Free Life was the name of the Rozière balloon (registration N2079) that made the fourth attempt at crossing the Atlantic Ocean. The balloon was launched from East Hampton, New York on September 20, 1970, piloted by Malcolm Brighton, with Rodney Anderson and Pamela Brown on board.

==Background==
The adventure was conceived by Rodney Anderson and his wife, Pamela Brown. Pamela Brown was the actress daughter of Kentucky politician and attorney John Y. Brown Sr. and the sister of Kentucky Fried Chicken entrepreneur and future Kentucky Governor John Y. Brown Jr. At age 28, she and her 32-year-old husband, commodities broker Rod Anderson, hoped to break records with the first staffed balloon flight across the Atlantic. The couple planned to recoup the cost of the venture by writing a book about their experience. When Jim Contos, the pilot whom they had been counting on for the flight withdrew close to the time of departure, the Andersons hired Englishman Malcolm Brighton, 32, whose ascent in the Free Life was to be his 100th – and his last. Brighton had built several balloons and became the main builder for the Bristol Belle, the name given to the first modern hot air balloon in Europe.

==The balloon==
The Free Life attempt was the first use of a Rozière style balloon for an Atlantic attempt, built by Mark Semich, using a combination of helium and hot air. Below the spherical helium gas cell is a conical sleeve where air can be heated by burners in the same way as a normal hot air balloon. By varying the hot air temperature, altitude can be maintained without having to release helium or to drop ballast. The burners are principally used to compensate for the lack of solar heating at night.

==Voyage==
After four years of planning and postponements, Brighton still had reservations about the balloon and in an interview, in which Brighton was asked what he thought of Free Life, he said

"I think I could have done better."
— Malcolm Brighton, The Free Life: The Spirit of Courage, Folly and Obsession
 Experienced balloonists, to whom Brighton had confided his plans to pilot Free Life, advised against it.

Despite this, the balloon was launched from George Sid Miller's pasture on Fireplace Road in Springs, New York, on September 20, 1970. The weather was perfect; families picnicked and partied; the giant yellow, white and orange balloon, seven stories tall, was spectacular; spirits were high, and the 1,500 well-wishers seemed to share a sense of participating in something extraordinary, cheering their ascent.

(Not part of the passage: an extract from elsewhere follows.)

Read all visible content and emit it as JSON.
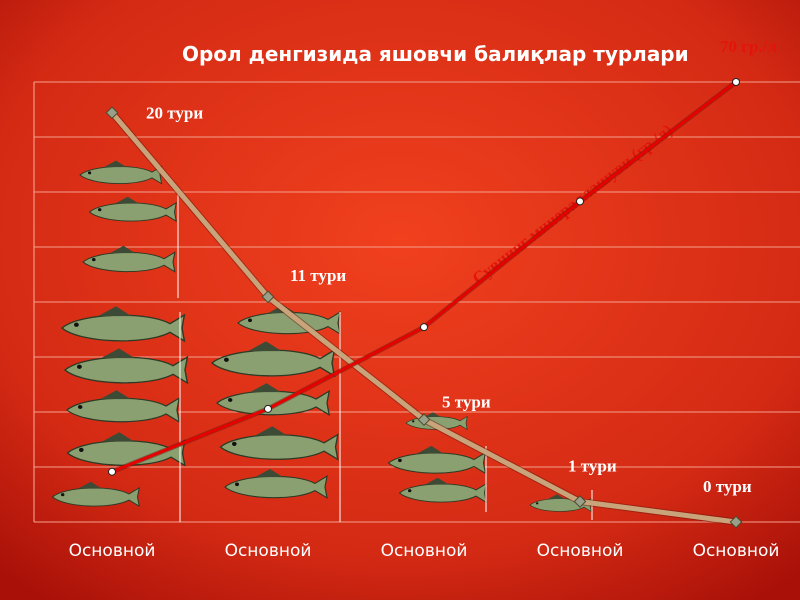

Disaster struck 30 hours after launch. A hot-air mechanism designed to maintain the balloon's altitude at night failed on the second day of the flight. When the balloon encountered a high-altitude cold front and a severe rainstorm, they were forced to ditch in the Atlantic that night, about 600 miles southeast of Newfoundland. On September 21 came the last message from the Free Life. "We are ditching," it said. "We request search and rescue." The balloon went down in stormy seas off Newfoundland. Three Coast Guard cutters, a Royal Canadian Air Force aircraft and six United States Air Force and United States Coast Guard aircraft scoured the area for 14 days. A few items from the balloon gondola were spotted, but the rescue effort was unsuccessful.

Up to August 1978, 10 subsequent transatlantic balloon crossing attempts were made: In February 1974, while making one such attempt, Colonel Thomas Leigh Gatch, Jr. USAR also disappeared in his Light Heart superpressure balloon. Finally, on August 17, 1978, three Americans - Ben Abruzzo, Maxie Anderson, and Larry Newman crossed the Atlantic by balloon, in the Double Eagle II.

==Tributes==
In October 1972 Pamela Brown was memorialized with the opening of the Pamela Brown Auditorium, the first and largest theater in the newly built Actors Theatre of Louisville complex.

A book commemorating the attempt was published in 1994 by writer and balloonist Anthony Smith. Entitled The Free Life: The Spirit of Courage, Folly and Obsession, the book was awarded the W.W. Norton & Co. thirteenth Annual Editors' Book Award. Smith was not present at the launch of the balloon in 1970, but he had taught Brighton to fly, and he had flown with him more frequently than anyone else.

A fictional short story describing the balloon was published in the 2023 issue of Spirit Lake Review by Robert Johnson.